The remains are ashes and mud, also potentially toxic and requiring a specific treatment before being used in asphalts, cements, concrete, etc. or being dumped in landfills.
Are incinerators overshadowing recycling?
Although energetic recovery enables us to produce energy that is sometimes considered as clean (even though not everybody agrees with this definition), it is legitimate to question the usage of this technique as it creates a competition with recycling. Indeed, recycling plastics cost less energy than incinerating them, as it removes the energetic costs of extracting new raw material from the plastics lifecycle.
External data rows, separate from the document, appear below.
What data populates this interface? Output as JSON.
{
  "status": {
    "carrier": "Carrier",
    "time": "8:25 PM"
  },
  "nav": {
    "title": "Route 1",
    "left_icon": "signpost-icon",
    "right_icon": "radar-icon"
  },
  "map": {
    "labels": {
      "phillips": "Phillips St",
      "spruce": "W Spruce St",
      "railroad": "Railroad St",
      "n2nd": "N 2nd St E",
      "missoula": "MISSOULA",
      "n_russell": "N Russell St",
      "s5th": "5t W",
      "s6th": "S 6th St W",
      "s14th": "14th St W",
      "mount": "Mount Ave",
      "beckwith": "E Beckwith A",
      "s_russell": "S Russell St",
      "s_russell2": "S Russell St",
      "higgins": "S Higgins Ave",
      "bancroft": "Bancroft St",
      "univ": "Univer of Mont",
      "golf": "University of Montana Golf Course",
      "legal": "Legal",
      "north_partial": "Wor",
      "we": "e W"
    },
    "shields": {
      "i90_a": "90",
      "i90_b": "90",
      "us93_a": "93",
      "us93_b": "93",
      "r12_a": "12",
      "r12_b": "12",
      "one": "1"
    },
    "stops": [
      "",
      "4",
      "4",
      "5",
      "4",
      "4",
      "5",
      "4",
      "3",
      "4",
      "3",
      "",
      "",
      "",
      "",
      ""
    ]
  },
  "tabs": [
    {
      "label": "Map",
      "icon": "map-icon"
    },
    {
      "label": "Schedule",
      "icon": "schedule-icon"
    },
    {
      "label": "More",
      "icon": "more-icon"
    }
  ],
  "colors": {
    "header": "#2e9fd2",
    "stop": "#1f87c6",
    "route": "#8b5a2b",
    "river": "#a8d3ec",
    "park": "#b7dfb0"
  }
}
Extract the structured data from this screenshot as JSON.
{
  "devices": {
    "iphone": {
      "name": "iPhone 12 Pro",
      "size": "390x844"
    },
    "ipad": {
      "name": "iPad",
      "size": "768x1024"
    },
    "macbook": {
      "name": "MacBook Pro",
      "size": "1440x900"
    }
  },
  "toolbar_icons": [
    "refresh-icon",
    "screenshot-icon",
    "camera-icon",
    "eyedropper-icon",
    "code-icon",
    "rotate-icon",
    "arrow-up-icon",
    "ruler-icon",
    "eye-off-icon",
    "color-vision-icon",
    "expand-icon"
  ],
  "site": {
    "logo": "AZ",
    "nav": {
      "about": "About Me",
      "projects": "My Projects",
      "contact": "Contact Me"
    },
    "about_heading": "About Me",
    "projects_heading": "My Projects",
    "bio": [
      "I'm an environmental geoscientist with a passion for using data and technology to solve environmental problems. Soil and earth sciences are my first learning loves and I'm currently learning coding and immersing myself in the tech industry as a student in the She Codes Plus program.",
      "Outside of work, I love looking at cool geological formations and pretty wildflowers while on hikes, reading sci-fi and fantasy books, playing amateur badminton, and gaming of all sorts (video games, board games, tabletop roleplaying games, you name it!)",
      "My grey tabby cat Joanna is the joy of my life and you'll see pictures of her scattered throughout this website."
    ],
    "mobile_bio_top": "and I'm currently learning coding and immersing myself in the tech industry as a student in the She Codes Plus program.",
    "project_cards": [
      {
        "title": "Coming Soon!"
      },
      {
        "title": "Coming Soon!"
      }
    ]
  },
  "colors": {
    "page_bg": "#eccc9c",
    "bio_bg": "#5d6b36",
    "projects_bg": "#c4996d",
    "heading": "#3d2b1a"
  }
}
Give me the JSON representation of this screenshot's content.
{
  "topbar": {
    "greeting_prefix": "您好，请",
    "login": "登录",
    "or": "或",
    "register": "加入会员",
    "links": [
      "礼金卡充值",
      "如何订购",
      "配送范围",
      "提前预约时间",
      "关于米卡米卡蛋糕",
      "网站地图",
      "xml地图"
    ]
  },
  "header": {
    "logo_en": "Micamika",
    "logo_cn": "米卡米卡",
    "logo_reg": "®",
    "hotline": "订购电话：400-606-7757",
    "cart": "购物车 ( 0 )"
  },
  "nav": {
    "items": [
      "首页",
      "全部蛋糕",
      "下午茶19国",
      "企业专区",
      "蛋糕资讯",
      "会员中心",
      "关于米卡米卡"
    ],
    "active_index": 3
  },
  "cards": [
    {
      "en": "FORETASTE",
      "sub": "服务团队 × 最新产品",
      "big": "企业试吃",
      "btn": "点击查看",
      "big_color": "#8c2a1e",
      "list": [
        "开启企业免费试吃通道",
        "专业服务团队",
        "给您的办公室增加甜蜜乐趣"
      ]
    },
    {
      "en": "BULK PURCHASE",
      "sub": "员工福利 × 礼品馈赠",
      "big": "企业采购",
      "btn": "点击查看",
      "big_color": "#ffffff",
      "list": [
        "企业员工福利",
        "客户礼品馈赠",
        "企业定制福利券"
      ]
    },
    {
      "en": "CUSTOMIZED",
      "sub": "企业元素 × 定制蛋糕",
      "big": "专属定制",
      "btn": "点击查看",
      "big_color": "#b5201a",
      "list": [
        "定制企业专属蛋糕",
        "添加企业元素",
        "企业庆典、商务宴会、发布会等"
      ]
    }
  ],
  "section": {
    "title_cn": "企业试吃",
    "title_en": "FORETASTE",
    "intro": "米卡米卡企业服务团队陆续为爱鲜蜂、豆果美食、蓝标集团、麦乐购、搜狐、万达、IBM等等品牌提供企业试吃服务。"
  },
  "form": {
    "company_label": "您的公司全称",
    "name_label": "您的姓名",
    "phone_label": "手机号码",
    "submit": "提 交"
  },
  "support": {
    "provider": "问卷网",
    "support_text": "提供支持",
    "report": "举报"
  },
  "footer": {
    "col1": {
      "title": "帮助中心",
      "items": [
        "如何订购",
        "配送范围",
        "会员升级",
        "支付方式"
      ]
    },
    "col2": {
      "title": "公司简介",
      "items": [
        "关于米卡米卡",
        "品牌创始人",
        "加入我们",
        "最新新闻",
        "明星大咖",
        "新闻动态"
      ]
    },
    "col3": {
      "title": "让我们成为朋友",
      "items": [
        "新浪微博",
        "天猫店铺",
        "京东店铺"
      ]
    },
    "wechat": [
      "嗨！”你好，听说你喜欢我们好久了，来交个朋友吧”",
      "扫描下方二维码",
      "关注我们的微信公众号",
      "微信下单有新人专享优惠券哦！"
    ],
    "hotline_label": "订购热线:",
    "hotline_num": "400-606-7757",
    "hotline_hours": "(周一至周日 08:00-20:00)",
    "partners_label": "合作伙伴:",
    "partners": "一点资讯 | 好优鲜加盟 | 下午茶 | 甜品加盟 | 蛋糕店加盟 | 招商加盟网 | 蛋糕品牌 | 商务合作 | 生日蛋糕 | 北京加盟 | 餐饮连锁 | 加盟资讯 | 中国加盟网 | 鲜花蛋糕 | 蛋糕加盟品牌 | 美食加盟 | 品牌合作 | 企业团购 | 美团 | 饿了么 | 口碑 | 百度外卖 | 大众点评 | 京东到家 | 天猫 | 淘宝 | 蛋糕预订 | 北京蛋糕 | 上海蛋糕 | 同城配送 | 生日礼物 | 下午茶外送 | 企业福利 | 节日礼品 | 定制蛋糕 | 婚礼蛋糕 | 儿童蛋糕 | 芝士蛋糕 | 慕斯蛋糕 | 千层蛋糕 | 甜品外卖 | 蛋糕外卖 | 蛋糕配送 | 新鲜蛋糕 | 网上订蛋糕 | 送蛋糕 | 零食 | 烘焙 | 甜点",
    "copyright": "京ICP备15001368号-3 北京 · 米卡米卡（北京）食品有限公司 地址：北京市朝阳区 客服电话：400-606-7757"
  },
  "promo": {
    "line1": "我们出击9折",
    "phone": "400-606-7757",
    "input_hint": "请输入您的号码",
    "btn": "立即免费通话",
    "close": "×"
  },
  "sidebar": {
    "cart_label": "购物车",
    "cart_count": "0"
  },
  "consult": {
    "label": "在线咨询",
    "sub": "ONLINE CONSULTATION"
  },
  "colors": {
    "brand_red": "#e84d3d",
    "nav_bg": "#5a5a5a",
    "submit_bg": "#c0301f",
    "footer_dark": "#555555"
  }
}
Environmental agencies aiming a “zero waste” objective often take a stance against incinerators, considered as an obstacle to recycling. Cases of illegal diversion of refuse from recycling to incineration for economic reasons have recently made the news giving some weight to their arguments. However, it should be possible to use both solutions complementarity, as they don’t address the same issues.
A not-so-clean energy
This is not the only reason why people are debating energetic recovery. Even filtered, gas emissions from incinerators are problematic, and in particular CO2. Indeed, incinerating non-recyclable plastics generates more CO2 than if the same amount was put into landfill. The only way to obtain a negative CO2 balance during plastic incineration is to ensure a very high energetic yield, in which case the emissions would be lower than if we produced the same amount of energy with your typical fossil fuel. This requires expensive optimisations of incineration processes, which are more often than not, not performed.
CO2 is not the only residue emitted during plastic incineration. Studies have highlighted that heavy metals, PAH (Polycyclic Aromatic Hydrocarbons) and persistent free radicals – all known for their toxicity – were found in plastic fumes as well as in plastic ashes. While in theory they are filtered out, in practice the risks of soil and air contamination – with dire consequences on nearby inhabitants’ health – are still high in countries with weak environmental regulations, particularly the developing countries.